You can use multiple different input formats for the prediction. The simplest is the
is to use a list but you need to ensure the list ordered correctly.
>>> import hots_fix
>>> example_cast_data = [22.709, 130.4, 35.1289, 212.9] # [temp, press, csal, coxy]
>>> hots_fix.predict("alk", example_cast_data) # array([2306.94])
If you don't want to worry about the order of the variables you can use a dictionary, or a DataFrame (which can use multiple rows)
>>> import numpy as np
>>> import pandas as pd
>>> import hots_fix
>>> example_data = pd.DataFrame(np.array([22.709, 130.4, 35.1289, 212.9]).reshape(1,-1),
columns = ["temp", "press", "csal", "coxy"])
>>> hots_fix.predict("alk", example_data) # array([2306.94])
This data is from Hawaiian Ocean timeseries datasets.

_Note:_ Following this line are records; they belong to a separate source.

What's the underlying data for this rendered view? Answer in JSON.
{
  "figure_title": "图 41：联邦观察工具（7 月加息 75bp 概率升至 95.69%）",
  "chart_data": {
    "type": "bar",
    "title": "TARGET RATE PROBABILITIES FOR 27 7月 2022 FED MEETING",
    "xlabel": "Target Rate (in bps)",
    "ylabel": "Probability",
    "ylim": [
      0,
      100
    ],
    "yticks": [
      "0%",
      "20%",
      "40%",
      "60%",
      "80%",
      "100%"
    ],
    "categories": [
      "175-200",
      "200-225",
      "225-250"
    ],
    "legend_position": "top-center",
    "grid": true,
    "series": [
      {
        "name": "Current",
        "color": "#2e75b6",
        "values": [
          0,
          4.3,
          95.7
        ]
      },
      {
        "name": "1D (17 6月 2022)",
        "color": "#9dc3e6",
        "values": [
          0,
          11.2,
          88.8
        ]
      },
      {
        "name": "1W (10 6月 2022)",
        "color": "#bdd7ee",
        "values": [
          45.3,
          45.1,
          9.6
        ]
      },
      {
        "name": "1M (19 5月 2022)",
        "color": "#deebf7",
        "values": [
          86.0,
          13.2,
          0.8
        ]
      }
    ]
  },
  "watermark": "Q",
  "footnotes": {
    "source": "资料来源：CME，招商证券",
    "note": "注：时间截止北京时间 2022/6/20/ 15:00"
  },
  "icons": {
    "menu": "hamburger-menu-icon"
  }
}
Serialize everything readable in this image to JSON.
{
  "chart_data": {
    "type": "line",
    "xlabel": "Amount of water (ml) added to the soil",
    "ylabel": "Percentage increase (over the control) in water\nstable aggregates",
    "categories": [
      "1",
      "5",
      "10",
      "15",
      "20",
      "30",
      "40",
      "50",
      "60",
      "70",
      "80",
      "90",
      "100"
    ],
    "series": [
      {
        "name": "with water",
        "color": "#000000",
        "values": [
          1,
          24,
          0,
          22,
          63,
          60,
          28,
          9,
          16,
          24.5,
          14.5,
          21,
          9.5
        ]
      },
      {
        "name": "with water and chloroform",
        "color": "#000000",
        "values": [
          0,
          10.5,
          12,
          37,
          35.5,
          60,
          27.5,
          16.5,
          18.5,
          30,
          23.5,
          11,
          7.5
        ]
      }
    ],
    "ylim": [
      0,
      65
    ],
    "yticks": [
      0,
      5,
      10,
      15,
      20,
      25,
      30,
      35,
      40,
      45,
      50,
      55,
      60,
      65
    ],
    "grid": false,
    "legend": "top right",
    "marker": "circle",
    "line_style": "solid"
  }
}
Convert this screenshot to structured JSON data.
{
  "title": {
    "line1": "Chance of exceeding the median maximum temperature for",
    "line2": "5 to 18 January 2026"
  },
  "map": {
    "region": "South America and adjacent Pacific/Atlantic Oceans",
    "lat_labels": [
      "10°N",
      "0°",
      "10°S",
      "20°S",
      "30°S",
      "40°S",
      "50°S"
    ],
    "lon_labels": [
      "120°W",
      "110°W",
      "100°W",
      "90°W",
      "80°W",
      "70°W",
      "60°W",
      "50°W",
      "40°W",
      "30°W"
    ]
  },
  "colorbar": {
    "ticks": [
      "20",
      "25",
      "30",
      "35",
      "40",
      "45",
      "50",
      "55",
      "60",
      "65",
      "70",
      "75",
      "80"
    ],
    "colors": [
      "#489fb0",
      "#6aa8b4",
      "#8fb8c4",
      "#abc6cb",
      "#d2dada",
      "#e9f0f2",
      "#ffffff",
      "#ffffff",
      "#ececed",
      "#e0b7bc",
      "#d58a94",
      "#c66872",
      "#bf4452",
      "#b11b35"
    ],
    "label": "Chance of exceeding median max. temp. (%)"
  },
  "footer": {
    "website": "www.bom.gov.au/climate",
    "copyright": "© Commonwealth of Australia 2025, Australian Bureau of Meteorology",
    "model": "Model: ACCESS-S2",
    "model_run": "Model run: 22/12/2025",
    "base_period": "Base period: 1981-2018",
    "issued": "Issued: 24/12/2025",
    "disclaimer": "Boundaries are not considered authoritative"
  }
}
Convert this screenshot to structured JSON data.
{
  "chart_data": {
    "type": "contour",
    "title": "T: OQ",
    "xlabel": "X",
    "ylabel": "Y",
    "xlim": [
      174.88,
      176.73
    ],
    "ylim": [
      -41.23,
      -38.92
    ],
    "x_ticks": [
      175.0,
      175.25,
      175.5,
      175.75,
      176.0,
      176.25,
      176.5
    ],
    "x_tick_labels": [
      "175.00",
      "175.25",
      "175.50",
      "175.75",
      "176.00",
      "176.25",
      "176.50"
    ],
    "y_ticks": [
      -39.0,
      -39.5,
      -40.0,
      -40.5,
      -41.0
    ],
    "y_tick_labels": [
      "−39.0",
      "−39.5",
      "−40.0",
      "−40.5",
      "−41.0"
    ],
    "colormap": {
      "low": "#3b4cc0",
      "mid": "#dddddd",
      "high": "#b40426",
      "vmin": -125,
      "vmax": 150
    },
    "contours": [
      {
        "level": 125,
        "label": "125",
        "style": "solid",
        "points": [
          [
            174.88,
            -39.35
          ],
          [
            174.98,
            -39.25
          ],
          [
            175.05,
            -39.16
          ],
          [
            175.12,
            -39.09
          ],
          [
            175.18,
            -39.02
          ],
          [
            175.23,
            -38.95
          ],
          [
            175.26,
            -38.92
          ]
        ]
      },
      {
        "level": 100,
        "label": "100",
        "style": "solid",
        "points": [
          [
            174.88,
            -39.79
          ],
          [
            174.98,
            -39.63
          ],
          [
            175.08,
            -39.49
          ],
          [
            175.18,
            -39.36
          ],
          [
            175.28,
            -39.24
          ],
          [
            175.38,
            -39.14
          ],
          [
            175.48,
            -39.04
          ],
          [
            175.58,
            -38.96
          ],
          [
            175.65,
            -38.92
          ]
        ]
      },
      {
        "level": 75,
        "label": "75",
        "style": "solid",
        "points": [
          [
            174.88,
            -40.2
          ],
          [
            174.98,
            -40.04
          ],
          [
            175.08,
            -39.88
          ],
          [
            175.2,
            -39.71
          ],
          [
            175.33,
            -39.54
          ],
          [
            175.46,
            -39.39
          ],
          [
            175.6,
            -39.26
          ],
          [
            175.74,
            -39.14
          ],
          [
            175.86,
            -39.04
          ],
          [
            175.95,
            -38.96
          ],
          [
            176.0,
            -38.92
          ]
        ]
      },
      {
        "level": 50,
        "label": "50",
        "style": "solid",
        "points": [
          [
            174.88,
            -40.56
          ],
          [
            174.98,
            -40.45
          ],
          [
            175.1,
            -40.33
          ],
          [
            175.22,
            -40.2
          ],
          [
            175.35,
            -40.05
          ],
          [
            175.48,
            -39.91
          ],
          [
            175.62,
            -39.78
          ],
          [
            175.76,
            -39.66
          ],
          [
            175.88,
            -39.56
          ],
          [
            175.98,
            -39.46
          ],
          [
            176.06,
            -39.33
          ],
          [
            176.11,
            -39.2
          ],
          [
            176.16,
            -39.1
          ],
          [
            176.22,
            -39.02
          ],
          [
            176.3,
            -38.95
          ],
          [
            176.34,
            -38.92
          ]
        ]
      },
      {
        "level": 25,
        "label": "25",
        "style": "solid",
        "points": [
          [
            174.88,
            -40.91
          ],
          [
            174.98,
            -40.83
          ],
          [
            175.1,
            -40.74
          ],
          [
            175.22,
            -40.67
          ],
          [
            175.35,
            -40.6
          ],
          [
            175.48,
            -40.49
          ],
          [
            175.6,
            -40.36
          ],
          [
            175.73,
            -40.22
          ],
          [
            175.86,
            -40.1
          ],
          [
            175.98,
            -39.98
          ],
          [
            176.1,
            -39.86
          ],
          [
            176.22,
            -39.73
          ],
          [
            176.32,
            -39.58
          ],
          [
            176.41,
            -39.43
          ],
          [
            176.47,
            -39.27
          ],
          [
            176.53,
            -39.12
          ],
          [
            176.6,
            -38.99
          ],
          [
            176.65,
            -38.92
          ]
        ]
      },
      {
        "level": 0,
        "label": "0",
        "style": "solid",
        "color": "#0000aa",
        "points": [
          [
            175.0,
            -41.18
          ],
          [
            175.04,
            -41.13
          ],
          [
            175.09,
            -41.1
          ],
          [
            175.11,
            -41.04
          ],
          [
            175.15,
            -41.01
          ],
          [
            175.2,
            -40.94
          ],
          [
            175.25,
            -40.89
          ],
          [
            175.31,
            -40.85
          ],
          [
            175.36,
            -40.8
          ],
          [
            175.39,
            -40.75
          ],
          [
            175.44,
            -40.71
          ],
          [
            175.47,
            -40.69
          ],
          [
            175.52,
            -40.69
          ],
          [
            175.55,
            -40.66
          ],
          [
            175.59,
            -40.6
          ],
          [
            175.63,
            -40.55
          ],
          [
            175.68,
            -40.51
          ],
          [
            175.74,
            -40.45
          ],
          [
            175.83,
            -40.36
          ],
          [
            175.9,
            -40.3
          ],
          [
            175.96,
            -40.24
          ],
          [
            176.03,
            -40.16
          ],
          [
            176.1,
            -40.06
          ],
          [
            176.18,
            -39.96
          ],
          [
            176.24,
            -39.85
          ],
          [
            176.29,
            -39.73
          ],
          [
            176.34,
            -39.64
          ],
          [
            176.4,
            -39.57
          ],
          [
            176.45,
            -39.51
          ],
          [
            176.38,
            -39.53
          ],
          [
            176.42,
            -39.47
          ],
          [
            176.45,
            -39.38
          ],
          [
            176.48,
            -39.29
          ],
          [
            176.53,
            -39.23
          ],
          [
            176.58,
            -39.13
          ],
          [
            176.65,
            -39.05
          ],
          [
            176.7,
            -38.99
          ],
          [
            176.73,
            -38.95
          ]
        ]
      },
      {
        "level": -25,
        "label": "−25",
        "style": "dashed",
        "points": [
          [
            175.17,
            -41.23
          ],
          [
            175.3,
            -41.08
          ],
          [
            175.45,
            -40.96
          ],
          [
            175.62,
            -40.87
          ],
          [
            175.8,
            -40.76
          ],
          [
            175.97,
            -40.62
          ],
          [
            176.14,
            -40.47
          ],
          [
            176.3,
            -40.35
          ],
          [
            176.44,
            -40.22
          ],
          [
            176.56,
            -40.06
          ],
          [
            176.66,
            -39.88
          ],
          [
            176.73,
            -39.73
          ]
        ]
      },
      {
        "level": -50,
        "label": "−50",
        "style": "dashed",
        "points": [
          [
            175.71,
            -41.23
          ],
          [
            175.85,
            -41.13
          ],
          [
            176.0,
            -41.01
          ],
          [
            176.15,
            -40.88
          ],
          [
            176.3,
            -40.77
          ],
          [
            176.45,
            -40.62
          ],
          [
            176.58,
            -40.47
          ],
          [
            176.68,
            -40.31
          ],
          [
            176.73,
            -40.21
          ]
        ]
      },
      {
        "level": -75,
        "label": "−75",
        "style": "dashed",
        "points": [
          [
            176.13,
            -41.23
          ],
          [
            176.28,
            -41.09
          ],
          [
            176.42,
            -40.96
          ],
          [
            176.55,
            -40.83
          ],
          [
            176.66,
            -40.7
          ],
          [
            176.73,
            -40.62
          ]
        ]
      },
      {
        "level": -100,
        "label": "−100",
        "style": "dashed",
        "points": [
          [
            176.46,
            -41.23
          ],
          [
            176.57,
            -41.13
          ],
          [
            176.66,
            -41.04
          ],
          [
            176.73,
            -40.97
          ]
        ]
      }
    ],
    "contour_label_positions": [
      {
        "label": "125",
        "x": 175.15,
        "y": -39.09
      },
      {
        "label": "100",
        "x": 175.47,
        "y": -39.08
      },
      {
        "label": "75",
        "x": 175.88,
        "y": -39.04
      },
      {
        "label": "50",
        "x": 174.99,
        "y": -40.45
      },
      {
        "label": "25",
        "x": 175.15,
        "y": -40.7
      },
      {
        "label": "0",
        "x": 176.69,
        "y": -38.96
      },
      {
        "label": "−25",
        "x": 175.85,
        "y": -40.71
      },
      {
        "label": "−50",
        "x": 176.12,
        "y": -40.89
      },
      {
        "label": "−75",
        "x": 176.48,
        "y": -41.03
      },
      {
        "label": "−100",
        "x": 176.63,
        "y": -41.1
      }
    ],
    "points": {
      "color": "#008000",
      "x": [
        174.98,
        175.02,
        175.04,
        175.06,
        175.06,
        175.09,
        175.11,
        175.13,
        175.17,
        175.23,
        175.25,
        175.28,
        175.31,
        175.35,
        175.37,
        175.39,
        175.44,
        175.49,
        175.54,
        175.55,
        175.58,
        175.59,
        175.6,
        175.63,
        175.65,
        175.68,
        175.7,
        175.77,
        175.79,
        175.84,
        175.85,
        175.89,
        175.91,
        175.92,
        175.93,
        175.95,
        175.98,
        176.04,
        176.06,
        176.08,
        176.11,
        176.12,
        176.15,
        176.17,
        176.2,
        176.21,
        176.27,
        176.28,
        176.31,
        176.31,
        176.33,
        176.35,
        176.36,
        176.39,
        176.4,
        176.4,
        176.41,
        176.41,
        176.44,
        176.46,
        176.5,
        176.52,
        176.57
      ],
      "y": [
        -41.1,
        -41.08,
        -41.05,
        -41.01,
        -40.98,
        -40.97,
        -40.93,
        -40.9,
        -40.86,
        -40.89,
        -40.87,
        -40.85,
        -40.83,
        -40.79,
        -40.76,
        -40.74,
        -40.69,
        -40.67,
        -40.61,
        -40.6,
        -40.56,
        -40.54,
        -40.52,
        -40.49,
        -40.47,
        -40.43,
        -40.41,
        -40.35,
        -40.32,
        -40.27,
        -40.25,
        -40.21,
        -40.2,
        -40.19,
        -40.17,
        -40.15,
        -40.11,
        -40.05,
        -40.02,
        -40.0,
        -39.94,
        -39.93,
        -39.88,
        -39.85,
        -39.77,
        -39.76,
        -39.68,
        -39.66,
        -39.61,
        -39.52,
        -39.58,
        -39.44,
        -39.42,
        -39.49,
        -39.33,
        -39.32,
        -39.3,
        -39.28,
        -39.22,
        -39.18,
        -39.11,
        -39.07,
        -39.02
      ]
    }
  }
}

It was collected on February 26th 2022 using the HOT-DOGS web tool (https://hahana.soest.hawaii.edu/hot/hot-dogs/bextraction.html)
The Data comes from the Bottle Selection tool.
The following query was selected:
Stations: 1,2,6,8,50,52 (all were performed in sequence as different queries)
Dates (default range): Oct, 0, 1, 1988 - Dec 3, 1, 2020
Fields:
- Potential Temperature
- Potential Density
- CTD Temperature
- CTD Salinity
- CTD Oxygen
- Bottle Salinity
- Bottle Dissolved Oxygen
- Dissolved Inorganic Carbon
- pH
- Alkalinity
- Phosphate
- Nitrate + Nitrite
- Nitrite
- Silicate
- Dissolved Organic Phosphorus
- Dissolved Organic Nitrogen
- Dissolved Organic Carbon
- Total Dissolved Phosphorus
- Total Dissolved Nitrogen
- Particulate Phosphorus
- Particulate Nitrogen
- Particulate Silica
- Particulate Carbon
- Low-Level Phosphorus
- Low-Level Nitrogen
A warning was raised that Analytical Methods have changed over the time range.